Jersey Heritage wants the island to be officially recognised as an area of geological significance by UNESCO, and has launched a new exhibition explaining why the island's landscapes and "seascapes" are special.
The Aspiring Jersey Island Geopark Visitor Centre, which is located in the John de Veulle Gallery on the ground floor of Jersey Museum, includes sounds recorded around the island, geological facts and figures, film footage of underwater life, and information on the island’s wildlife.
Pictured: The centre explores the island's geological heritage.
The other key aim of the centre is to show what a Geopark could mean for Jersey, and how people can get involved in it.
Jersey Heritage, the Société Jersiaise, Jersey National Park, Young Archaeologists’ Club, Jersey Biodiversity Centre and the Blue Marine Foundation are already all involved.
Geoparks are areas recognised and designated by UNESCO for their outstanding landscapes, of which there are currently 169 across 44 countries.
UNESCO’s own website describes the Geoparks as “single, unified geographical areas where sites and landscapes of international geological significance are managed with a holistic concept of protection, education and sustainable development.”
Pictured: The centre is dotted with facts and figures about Jersey's wildlife.
Millie Butel, Jersey Heritage’s Landscape Engagement and Geopark Development Curator, said: “Jersey is more than just the rock it is made of – our Island is an incredible combination of natural, built and intangible heritage.
"A Geopark can tell the whole story and, if Jersey is successful in achieving a designation, it will be a statement of commitment to protect the Island we all love and to promote the landscapes, seascapes and heritage that are important to islanders.
“The aim of the Visitor Centre is to introduce the Aspiring Geopark project and encourage people to explore Jersey and discover its stories along the way.
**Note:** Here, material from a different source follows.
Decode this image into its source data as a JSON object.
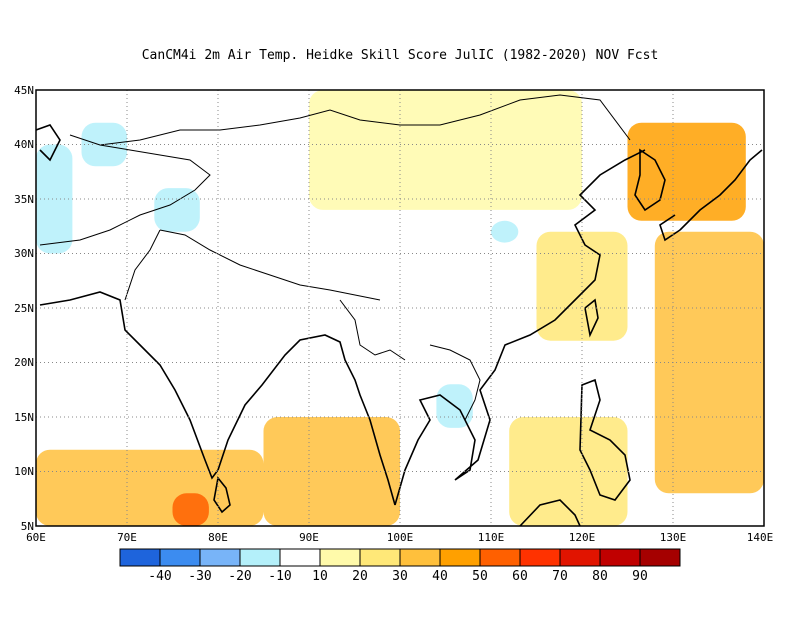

“The island has been shaped by tide and time over millions of years. Jersey’s exceptional geology and important cultural heritage form the outstanding surroundings we enjoy every day.”
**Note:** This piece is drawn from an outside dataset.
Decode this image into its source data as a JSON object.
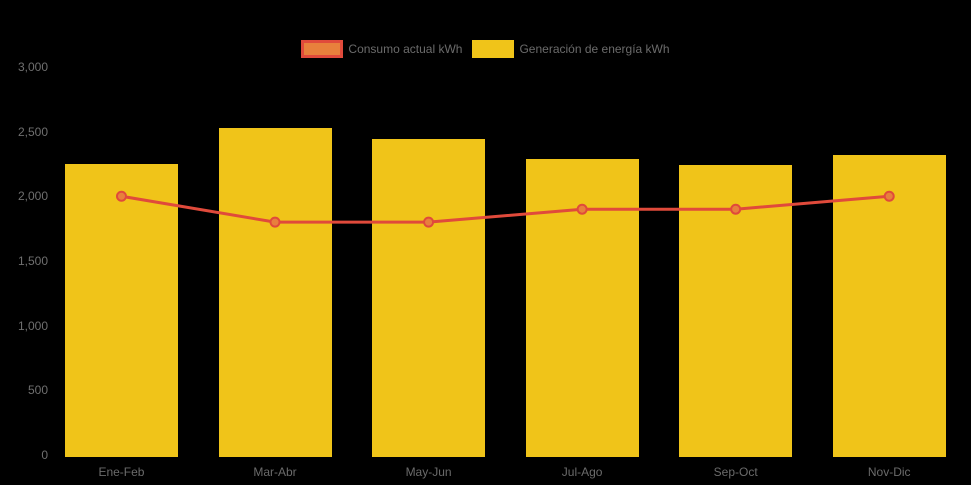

Pictured: If Jersey were to become a Geopark, it would join 169 others across 44 countries.
She added: “Every stakeholder organisation is key to the success of the Aspiring Jersey Island Geopark project. As part of the Visitor Centre, the Gardiens have shared their favourite parts of Jersey to highlight some of the reasons why the Island is so special.
“We hope that people visiting the Centre will be inspired to consider how they are Jersey’s gardiens, and go out to find their own favourite spots and share them with us.”
Hannah Culshaw, Chief Corporate Officer of Saltgate, which is sponsoring the centre, said: “Working towards becoming a Geopark will help Jersey tell our story to the world – it’s a great way to celebrate our environment, boost tourism, and help people connect with the natural world.”